Solve the quadratic equation

Use the quadratic formula \(x = \frac{-b \pm \sqrt{b^2 - 4ac}}{2a}\) where \(a = 1\), \(b = 275\), and \(c = -4400\):\[x = \frac{-275 \pm \sqrt{275^2 - 4(1)(-4400)}}{2(1)}\]Solve the discriminant:\[x = \frac{-275 \pm \sqrt{75625 + 17600}}{2}\]\[x = \frac{-275 \pm \sqrt{93225}}{2}\]\[x = \frac{-275 \pm 305}{2}\]This gives two solutions: \(x = 15\) and \(x = -580\). Since \(x\) represents \(\sqrt{s}\) and must be positive, we take \(x = 15\).

Find the distance to the water surface

Now, recall that \(s = x^2\). Thus, \(s = 15^2 = 225\). The distance to the water's surface is 225 feet.

Key concepts

quadratic equations

Quadratic equations are a fundamental part of algebra and appear frequently in physics problems. They have the standard form \( ax^2 + bx + c = 0 \). In our exercise, we transformed a real-world problem into a quadratic equation during the solving process. Given the equation \(\frac{x}{4} + \frac{x^2}{1100} = 4 \), we multiplied through by 1100 to eliminate fractions and obtained the quadratic form \( x^2 + 275x - 4400 = 0 \). The quadratic formula \( x = \frac{-b \pm \sqrt{b^2 - 4ac}}{2a} \) allows us to find the roots of the equation, where 'a', 'b', and 'c' are coefficients. This method is efficient and provides a systematic approach to solve quadratic equations, guaranteeing that you can find all possible solutions.

distance-speed-time relationship

Understanding the distance-speed-time relationship is a cornerstone of physics. The relationship is given by the equation \( s = vt \), where 's' is the distance, 'v' is the speed, and 't' is the time. In our well problem, there are two parts to consider. First, the time \( t_1 \) it takes for the rock to fall, and second, the time \( t_2 \) it takes for the sound to travel back up. For the falling object, the equation \( s = 16t_1^2 \) describes the distance fallen due to gravity. The sound wave, traveling at 1100 feet per second, follows \( t_2 = \frac{s}{1100} \). These equations help us understand that the total time is the sum of the time for both events to occur.

problem-solving steps

Breaking down a physics problem into clear, manageable steps can simplify even the most complex problems. Here’s how we approached the well exercise:

• First, we stated the total time equation \( \frac{\sqrt{s}}{4} + \frac{s}{1100} = 4 \).
• Next, we introduced a substitution \( x = \sqrt{s} \) to simplify our equation.
• We rearranged to get a quadratic form \( x^2 + 275x - 4400 = 0 \).
• Using the quadratic formula, we solved for 'x'.
• Finally, we squared 'x' to find the distance 's' to the water surface.

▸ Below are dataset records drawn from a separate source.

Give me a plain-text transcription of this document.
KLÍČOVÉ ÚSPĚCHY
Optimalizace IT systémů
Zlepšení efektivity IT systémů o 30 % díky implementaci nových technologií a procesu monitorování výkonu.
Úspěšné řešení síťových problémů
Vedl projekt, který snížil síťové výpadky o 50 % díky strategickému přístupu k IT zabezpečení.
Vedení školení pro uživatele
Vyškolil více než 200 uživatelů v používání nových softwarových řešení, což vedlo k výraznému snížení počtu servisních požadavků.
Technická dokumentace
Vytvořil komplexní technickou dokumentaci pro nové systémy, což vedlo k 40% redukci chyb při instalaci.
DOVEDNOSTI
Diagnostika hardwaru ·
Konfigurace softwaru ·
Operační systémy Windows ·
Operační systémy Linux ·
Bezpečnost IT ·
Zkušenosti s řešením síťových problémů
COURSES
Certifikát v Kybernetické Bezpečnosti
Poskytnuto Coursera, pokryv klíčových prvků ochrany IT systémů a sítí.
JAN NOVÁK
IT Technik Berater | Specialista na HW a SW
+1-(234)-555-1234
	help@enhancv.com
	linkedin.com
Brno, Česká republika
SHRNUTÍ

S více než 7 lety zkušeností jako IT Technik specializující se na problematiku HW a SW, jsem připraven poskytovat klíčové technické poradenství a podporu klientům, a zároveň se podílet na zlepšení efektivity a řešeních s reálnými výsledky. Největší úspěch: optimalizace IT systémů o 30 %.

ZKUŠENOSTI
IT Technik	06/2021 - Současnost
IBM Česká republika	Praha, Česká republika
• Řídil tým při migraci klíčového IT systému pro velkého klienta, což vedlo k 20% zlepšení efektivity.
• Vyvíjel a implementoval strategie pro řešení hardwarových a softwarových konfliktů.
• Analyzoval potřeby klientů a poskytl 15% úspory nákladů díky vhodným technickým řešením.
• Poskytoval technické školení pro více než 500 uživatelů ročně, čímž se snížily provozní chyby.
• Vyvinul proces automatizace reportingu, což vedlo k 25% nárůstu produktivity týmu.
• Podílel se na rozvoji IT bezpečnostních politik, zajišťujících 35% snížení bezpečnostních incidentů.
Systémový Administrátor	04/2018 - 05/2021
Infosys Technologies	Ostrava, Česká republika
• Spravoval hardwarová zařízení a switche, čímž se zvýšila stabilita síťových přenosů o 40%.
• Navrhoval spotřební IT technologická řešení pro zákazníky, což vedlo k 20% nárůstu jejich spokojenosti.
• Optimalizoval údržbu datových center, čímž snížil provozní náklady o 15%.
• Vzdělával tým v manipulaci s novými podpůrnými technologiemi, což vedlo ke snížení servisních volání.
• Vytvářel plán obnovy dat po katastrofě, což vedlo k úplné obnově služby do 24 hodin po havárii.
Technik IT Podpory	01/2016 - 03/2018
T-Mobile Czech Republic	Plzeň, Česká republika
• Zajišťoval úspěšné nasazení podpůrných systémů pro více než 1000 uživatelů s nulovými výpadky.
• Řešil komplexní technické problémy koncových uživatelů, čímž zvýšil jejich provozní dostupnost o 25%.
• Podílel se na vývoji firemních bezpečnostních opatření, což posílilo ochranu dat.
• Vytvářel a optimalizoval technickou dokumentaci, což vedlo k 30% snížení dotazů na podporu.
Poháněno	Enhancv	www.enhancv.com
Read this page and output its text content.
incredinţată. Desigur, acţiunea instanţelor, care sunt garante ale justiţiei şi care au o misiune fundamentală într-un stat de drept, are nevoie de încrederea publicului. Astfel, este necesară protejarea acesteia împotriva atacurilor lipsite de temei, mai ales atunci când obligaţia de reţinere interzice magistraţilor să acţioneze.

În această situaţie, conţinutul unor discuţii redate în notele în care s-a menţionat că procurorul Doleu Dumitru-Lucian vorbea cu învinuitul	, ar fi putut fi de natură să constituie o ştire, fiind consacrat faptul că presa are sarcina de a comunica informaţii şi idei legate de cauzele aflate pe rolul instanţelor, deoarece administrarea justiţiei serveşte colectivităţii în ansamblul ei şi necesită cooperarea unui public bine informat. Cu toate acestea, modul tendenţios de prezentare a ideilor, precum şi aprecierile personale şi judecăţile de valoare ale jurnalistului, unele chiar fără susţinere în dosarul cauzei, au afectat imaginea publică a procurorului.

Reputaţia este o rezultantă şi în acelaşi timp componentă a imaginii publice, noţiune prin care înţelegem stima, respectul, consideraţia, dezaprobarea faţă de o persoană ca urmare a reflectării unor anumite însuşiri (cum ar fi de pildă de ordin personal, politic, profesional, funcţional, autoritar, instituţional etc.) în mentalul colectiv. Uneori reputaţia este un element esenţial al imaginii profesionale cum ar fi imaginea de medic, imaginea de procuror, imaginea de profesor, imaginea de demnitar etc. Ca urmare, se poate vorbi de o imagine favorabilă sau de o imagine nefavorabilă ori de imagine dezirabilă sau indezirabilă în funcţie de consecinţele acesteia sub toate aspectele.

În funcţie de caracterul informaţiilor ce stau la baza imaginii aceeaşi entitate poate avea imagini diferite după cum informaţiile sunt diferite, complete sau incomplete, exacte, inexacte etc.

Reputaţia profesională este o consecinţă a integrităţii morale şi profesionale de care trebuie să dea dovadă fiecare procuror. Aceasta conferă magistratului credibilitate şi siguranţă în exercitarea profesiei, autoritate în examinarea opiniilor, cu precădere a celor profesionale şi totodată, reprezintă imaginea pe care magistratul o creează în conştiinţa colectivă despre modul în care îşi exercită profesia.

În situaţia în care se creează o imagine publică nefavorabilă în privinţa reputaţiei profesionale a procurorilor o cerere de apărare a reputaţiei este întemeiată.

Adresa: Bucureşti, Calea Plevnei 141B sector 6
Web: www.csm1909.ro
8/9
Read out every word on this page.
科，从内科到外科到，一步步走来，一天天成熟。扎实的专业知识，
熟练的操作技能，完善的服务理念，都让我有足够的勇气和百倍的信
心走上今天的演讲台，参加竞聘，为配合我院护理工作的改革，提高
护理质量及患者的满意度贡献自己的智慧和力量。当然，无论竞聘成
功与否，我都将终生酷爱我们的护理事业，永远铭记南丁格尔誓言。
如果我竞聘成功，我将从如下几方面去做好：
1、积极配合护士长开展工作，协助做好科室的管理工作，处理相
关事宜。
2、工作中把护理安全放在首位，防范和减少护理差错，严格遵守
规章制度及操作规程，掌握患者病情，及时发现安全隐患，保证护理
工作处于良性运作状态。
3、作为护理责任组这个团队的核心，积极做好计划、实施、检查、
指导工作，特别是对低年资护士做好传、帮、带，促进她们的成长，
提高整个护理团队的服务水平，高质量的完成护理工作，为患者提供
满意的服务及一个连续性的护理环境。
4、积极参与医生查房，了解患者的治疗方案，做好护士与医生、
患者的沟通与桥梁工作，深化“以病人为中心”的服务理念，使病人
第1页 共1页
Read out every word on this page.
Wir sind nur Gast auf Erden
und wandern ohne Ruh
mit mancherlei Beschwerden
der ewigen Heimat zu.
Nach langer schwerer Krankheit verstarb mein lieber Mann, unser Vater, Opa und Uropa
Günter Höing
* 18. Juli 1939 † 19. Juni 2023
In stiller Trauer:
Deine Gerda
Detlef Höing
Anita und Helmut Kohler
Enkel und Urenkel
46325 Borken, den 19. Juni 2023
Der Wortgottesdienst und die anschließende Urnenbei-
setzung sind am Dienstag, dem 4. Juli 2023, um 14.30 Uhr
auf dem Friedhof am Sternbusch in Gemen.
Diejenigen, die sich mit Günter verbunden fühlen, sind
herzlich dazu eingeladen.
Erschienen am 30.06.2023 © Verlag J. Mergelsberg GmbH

By following such a systematic approach, students can avoid becoming overwhelmed and ensure they don’t miss any steps.

sound wave speed

The speed of sound is a critical element in many physics problems, especially those involving waves. Sound travels through air at roughly 1100 feet per second depending on factors such as temperature and humidity. In our scenario, after the rock hits the water, the sound wave travels back up the well. We calculate this time using \( t_2 = \frac{s}{1100} \). Understanding the properties and speed of waves is essential since they affect how we perceive distances and time in real-life applications. Knowledge of wave speed helps us accurately determine how long it takes for sound to travel over a given distance, making this concept invaluable in problem-solving.